What Are Articles? (with Examples)
There are two types of articles:
The Definite Article (the)
The Indefinite Article (a and an).
Articles are classified as adjectives.
‘The’ is called the definite article because it is used to indicate something specific.
‘A’ and ‘An’ are called the indefinite articles because they do not refer to something specific.
Here are examples of the articles in use:
I fell over the chair again.
(The chair is specific. It is known to the audience.)
Can you pass me a chair?
(This means an unspecific chair, i.e., any chair.)
Now when do we use the article ‘A’ and the Article ‘An?’

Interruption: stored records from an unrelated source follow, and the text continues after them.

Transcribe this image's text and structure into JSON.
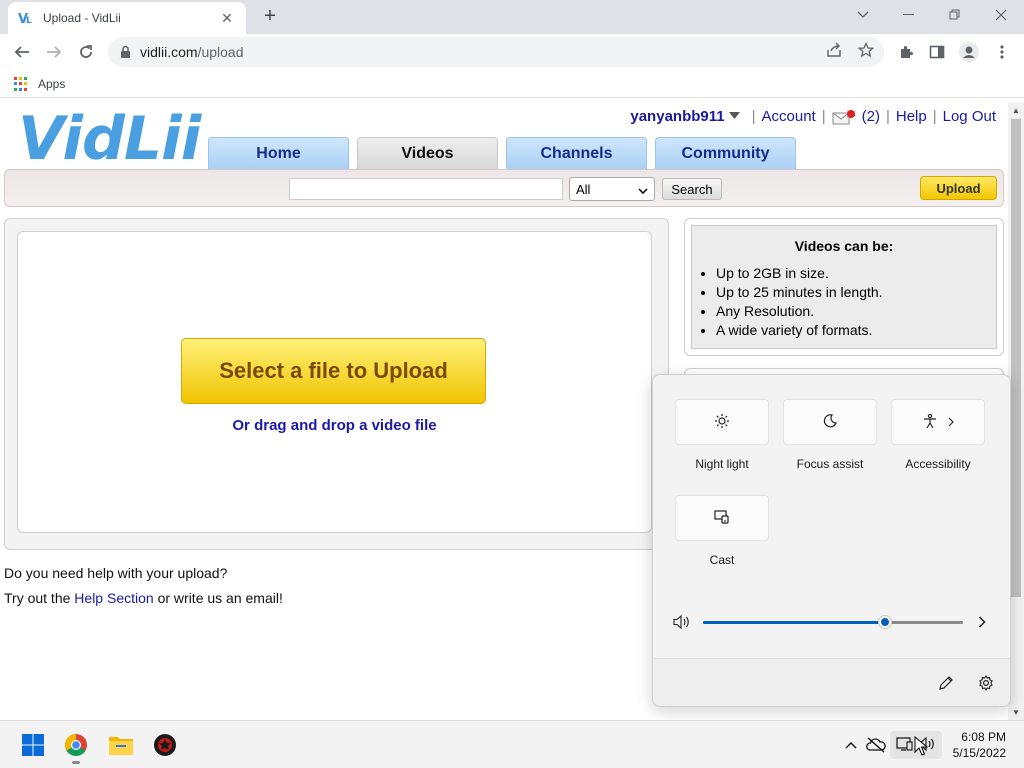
{
  "browser": {
    "tab_title": "Upload - VidLii",
    "tab_close": "✕",
    "new_tab": "+",
    "url_host": "vidlii.com",
    "url_path": "/upload",
    "bookmarks": {
      "apps_label": "Apps"
    }
  },
  "site": {
    "logo_text": "VidLii",
    "user": {
      "username": "yanyanbb911",
      "account": "Account",
      "messages_count": "(2)",
      "help": "Help",
      "logout": "Log Out"
    },
    "nav": [
      {
        "label": "Home"
      },
      {
        "label": "Videos"
      },
      {
        "label": "Channels"
      },
      {
        "label": "Community"
      }
    ],
    "active_nav": "Videos",
    "search": {
      "value": "",
      "filter_selected": "All",
      "search_button": "Search",
      "upload_button": "Upload"
    },
    "upload": {
      "select_button": "Select a file to Upload",
      "drag_text": "Or drag and drop a video file"
    },
    "help": {
      "line1": "Do you need help with your upload?",
      "line2_prefix": "Try out the ",
      "line2_link": "Help Section",
      "line2_suffix": " or write us an email!"
    },
    "info": {
      "title": "Videos can be:",
      "items": [
        "Up to 2GB in size.",
        "Up to 25 minutes in length.",
        "Any Resolution.",
        "A wide variety of formats."
      ]
    }
  },
  "quick_settings": {
    "tiles": [
      {
        "label": "Night light",
        "icon": "night-light-icon"
      },
      {
        "label": "Focus assist",
        "icon": "moon-icon"
      },
      {
        "label": "Accessibility",
        "icon": "accessibility-icon"
      },
      {
        "label": "Cast",
        "icon": "cast-icon"
      }
    ],
    "volume_percent": 70
  },
  "taskbar": {
    "time": "6:08 PM",
    "date": "5/15/2022"
  },
  "colors": {
    "link": "#1a1aa6",
    "accent_blue": "#005fb8",
    "upload_yellow": "#f2c600"
  }
}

‘An’ is used noun begins with a vowel sound while the Article ‘A’ is used where the nouns begin with a consonant sound. Note: Consonants can create a vowel sound, and vowels can create a consonant sound. The use of ‘an’ is determined by the sound not the letter. Look at these examples:
(House and hour start with the same three letters; however, house attracts a, and hour attracts an. This is because house starts with a consonant sound, but hour starts with a vowel sound.)
A uniform row
An unidentified man
(Uniform and unidentified start with the same three letters; however, uniform attracts a, and unidentified attracts an. This is because uniform starts with a consonant sound (yoo), but unidentified starts with a vowel sound.)